Estos años de introducciones y perplejidades, de dudas, nos hicieron aptos para limar las radicalezas, apartarnos de profesar una fe de carboneros, sobreaguar en lo provisorio, dejar al entendimiento libre de zonas de seguridad, recuperar el asombro para las nuevas preguntas e indagar sin prejuicios las respuestas que se sumarían a las conjeturas.

Entonces debo, además, a esta Universidad un sentimiento de respeto a las obligaciones morales, al pacto invisible, asumido o no, que ocurre a quienes participamos en la educación pública, en sus procesos de rigor desde las ciencias y las artes, a la integralidad que sueña un país con regiones de rica y fecunda diversidad, pero fragmentado por las exclusiones y una tiranía centralista aún sin resolver que observa los dramas de la necesidad como cuadros pintorescos y patenta los sistemas de representación como empresas corruptoras de la voluntad y deforma al ciudadano en un mendigo de derechos expropiados y ofrecidos como favores.

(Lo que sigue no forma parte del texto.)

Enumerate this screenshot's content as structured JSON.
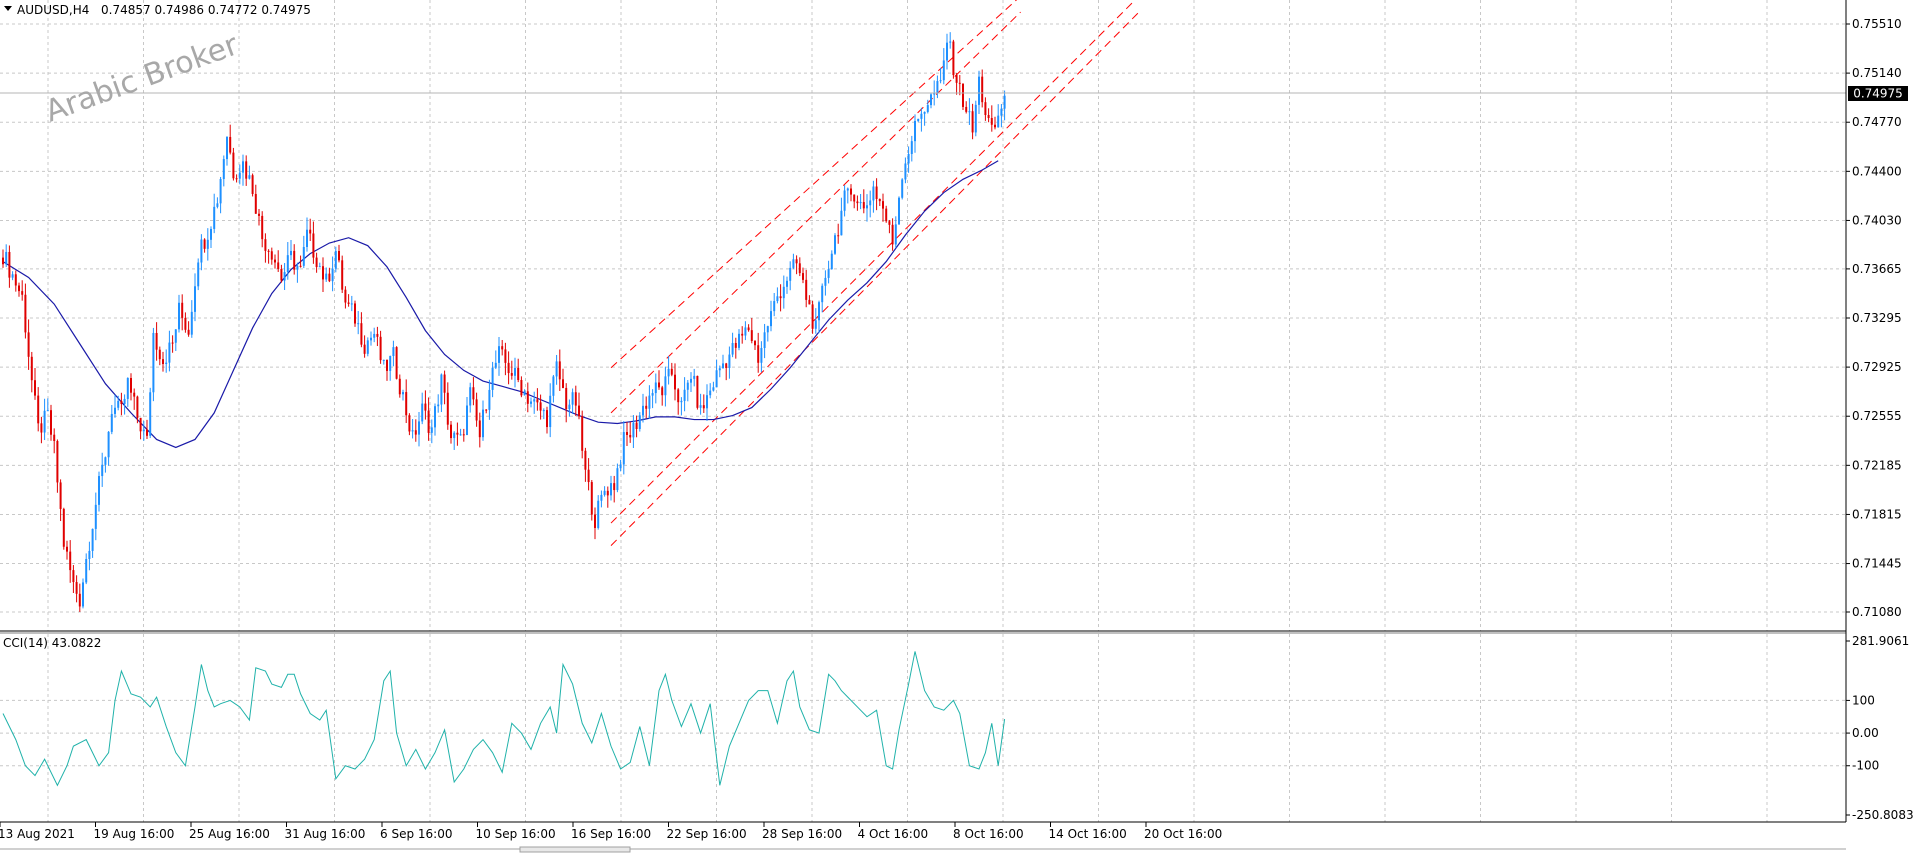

Cada quien sobrevive a su manera:

Resistir a las vías clausuradas, dignificar algo que no era derrota, alejarse de la subasta de los jirones de una aventura cuya sustancia de ilusión y sueño se esfumaba sin lugar en las renovadas mercaderías de un porvenir escamoteado, se erigían como otra opción.

Aquí entonces la literatura, su naturaleza de libertad, su empecinada complejidad que no entrega experiencia distinta a la señal de cada vez se alcanza el borde de un abismo y no hay paracaídas ni alas. Apenas la exigencia de una ambición nueva.

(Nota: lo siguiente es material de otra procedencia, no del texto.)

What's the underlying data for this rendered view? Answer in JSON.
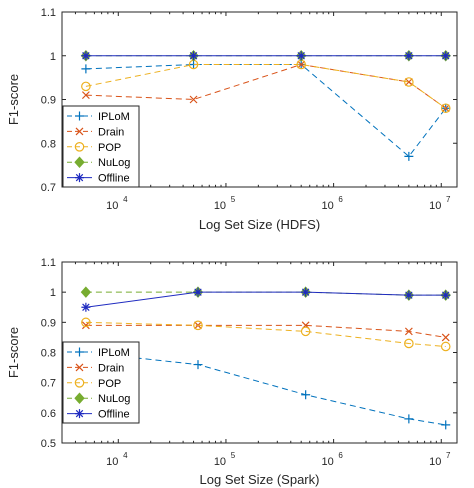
{
  "chart_data": [
    {
      "type": "line",
      "xscale": "log",
      "xlabel": "Log Set Size (HDFS)",
      "ylabel": "F1-score",
      "xlim": [
        3000,
        14000000
      ],
      "ylim": [
        0.7,
        1.1
      ],
      "xticks": [
        {
          "value": 10000,
          "base": "10",
          "exp": "4"
        },
        {
          "value": 100000,
          "base": "10",
          "exp": "5"
        },
        {
          "value": 1000000,
          "base": "10",
          "exp": "6"
        },
        {
          "value": 10000000,
          "base": "10",
          "exp": "7"
        }
      ],
      "yticks": [
        "0.7",
        "0.8",
        "0.9",
        "1",
        "1.1"
      ],
      "x": [
        5000,
        50000,
        500000,
        5000000,
        11000000
      ],
      "legend_position": "bottom-left",
      "series": [
        {
          "name": "IPLoM",
          "color": "#0072BD",
          "dash": "6,4",
          "marker": "plus",
          "values": [
            0.97,
            0.98,
            0.98,
            0.77,
            0.88
          ]
        },
        {
          "name": "Drain",
          "color": "#D95319",
          "dash": "6,4",
          "marker": "x",
          "values": [
            0.91,
            0.9,
            0.98,
            0.94,
            0.88
          ]
        },
        {
          "name": "POP",
          "color": "#EDB120",
          "dash": "6,4",
          "marker": "circle",
          "values": [
            0.93,
            0.98,
            0.98,
            0.94,
            0.88
          ]
        },
        {
          "name": "NuLog",
          "color": "#77AC30",
          "dash": "6,4",
          "marker": "diamond",
          "values": [
            1.0,
            1.0,
            1.0,
            1.0,
            1.0
          ]
        },
        {
          "name": "Offline",
          "color": "#1F2BC0",
          "dash": "",
          "marker": "star",
          "values": [
            1.0,
            1.0,
            1.0,
            1.0,
            1.0
          ]
        }
      ]
    },
    {
      "type": "line",
      "xscale": "log",
      "xlabel": "Log Set Size (Spark)",
      "ylabel": "F1-score",
      "xlim": [
        3000,
        14000000
      ],
      "ylim": [
        0.5,
        1.1
      ],
      "xticks": [
        {
          "value": 10000,
          "base": "10",
          "exp": "4"
        },
        {
          "value": 100000,
          "base": "10",
          "exp": "5"
        },
        {
          "value": 1000000,
          "base": "10",
          "exp": "6"
        },
        {
          "value": 10000000,
          "base": "10",
          "exp": "7"
        }
      ],
      "yticks": [
        "0.5",
        "0.6",
        "0.7",
        "0.8",
        "0.9",
        "1",
        "1.1"
      ],
      "x": [
        5000,
        55000,
        550000,
        5000000,
        11000000
      ],
      "legend_position": "bottom-left",
      "series": [
        {
          "name": "IPLoM",
          "color": "#0072BD",
          "dash": "6,4",
          "marker": "plus",
          "values": [
            0.8,
            0.76,
            0.66,
            0.58,
            0.56
          ]
        },
        {
          "name": "Drain",
          "color": "#D95319",
          "dash": "6,4",
          "marker": "x",
          "values": [
            0.89,
            0.89,
            0.89,
            0.87,
            0.85
          ]
        },
        {
          "name": "POP",
          "color": "#EDB120",
          "dash": "6,4",
          "marker": "circle",
          "values": [
            0.9,
            0.89,
            0.87,
            0.83,
            0.82
          ]
        },
        {
          "name": "NuLog",
          "color": "#77AC30",
          "dash": "6,4",
          "marker": "diamond",
          "values": [
            1.0,
            1.0,
            1.0,
            0.99,
            0.99
          ]
        },
        {
          "name": "Offline",
          "color": "#1F2BC0",
          "dash": "",
          "marker": "star",
          "values": [
            0.95,
            1.0,
            1.0,
            0.99,
            0.99
          ]
        }
      ]
    }
  ]
}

El escritor está condenado a no graduarse. Si repite el secreto de sus sombras chinescas, se agota. Y escritor es apenas quien escribe. El látigo inclemente que la sensibilidad de Capote advirtió. La necesidad ineludible de encontrar la forma que traerá para darla. Quien trae la forma da la forma dijo aquel que robó el fuego.

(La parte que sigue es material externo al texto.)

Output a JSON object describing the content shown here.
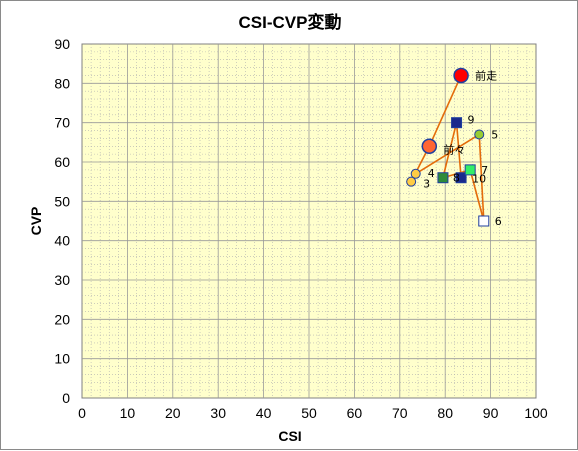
{
  "chart_data": {
    "type": "scatter",
    "title": "CSI-CVP変動",
    "xlabel": "CSI",
    "ylabel": "CVP",
    "xlim": [
      0,
      100
    ],
    "ylim": [
      0,
      90
    ],
    "xticks": [
      "0",
      "10",
      "20",
      "30",
      "40",
      "50",
      "60",
      "70",
      "80",
      "90",
      "100"
    ],
    "yticks": [
      "0",
      "10",
      "20",
      "30",
      "40",
      "50",
      "60",
      "70",
      "80",
      "90"
    ],
    "grid": true,
    "colors": {
      "plot_background": "#ffffcc",
      "grid": "#b0b0b0",
      "line": "#e46c0a",
      "latest_fill": "#ff0000",
      "latest_stroke": "#1f3f9f",
      "prev_fill": "#ff6633",
      "circle_fill": "#ffcc44",
      "circle_green_fill": "#99cc33",
      "square_navy": "#1a2a8c",
      "square_green": "#2e8b3a",
      "square_lime": "#33ee66",
      "square_open": "#ffffff"
    },
    "points": [
      {
        "label": "前走",
        "x": 83.5,
        "y": 82,
        "marker": "circle-large",
        "fill": "#ff0000"
      },
      {
        "label": "前々",
        "x": 76.5,
        "y": 64,
        "marker": "circle-large",
        "fill": "#ff6633"
      },
      {
        "label": "3",
        "x": 72.5,
        "y": 55,
        "marker": "circle",
        "fill": "#ffcc44"
      },
      {
        "label": "4",
        "x": 73.5,
        "y": 57,
        "marker": "circle",
        "fill": "#ffcc44"
      },
      {
        "label": "5",
        "x": 87.5,
        "y": 67,
        "marker": "circle",
        "fill": "#99cc33"
      },
      {
        "label": "6",
        "x": 88.5,
        "y": 45,
        "marker": "square",
        "fill": "#ffffff"
      },
      {
        "label": "7",
        "x": 85.5,
        "y": 58,
        "marker": "square",
        "fill": "#33ee66"
      },
      {
        "label": "8",
        "x": 79.5,
        "y": 56,
        "marker": "square",
        "fill": "#2e8b3a"
      },
      {
        "label": "9",
        "x": 82.5,
        "y": 70,
        "marker": "square",
        "fill": "#1a2a8c"
      },
      {
        "label": "10",
        "x": 83.5,
        "y": 56,
        "marker": "square",
        "fill": "#1a2a8c"
      }
    ],
    "connection_order": [
      "前走",
      "前々",
      "3",
      "4",
      "5",
      "6",
      "7",
      "8",
      "9",
      "10"
    ]
  }
}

Al fin y al cabo el escritor es un descolocado.

Esto aumenta la gratitud y el conmovedor sentimiento de reconocer un sentido a la antigua expresión de alma mater. Un territorio espiritual capaz de soportar las turbulencias de los desplazamientos, la cerrazón de los exilios interiores, los pasos errabundos de quien no conquistó al mundo pero preserva las fuentes de su solar.

De alguna manera esta distinción que recibo también en nombre de unos escritores que van desde aquel joven de veintidós años, Alberto Sierra, hasta los hermanos mayores, Germán Espinosa, Rafael Humberto Moreno-Durán, Eligio García Márquez, Oscar Collazos, muestra  que el lector abstracto no existe, que no era baldía aquella confiada certeza de Flaubert en los amigos que lo leerían.

Esa fe fue confrontada de repente, desde la mirada femenina, insobornable, por su entrañable Colette. Ella le advirtió cómo las complacencias cerradas de las minorías conducen a las catacumbas o a las alcantarillas. Esta otra lectora, faro que anuncia destello incierto, está en el origen del encuentro de esa historia tan sorprendente como aleccionadora: Un corazón sencillo. Aquí está, otra vez, la exigencia del ignoto allá, la insatisfacción permanente. Y la compañía que evita la locura.

Quién sabe si las ficciones serán una consolación ante la fatalidades de la historia.

Decanos acepten mi agradecimiento. Maestros de Literatura gracias por el rigor y por proponer sentido.

A los amigos mi solicitud de clemencia por las largas ausencias y la promesa, quizá pretenciosa, de no aburrirlos con el próximo libro.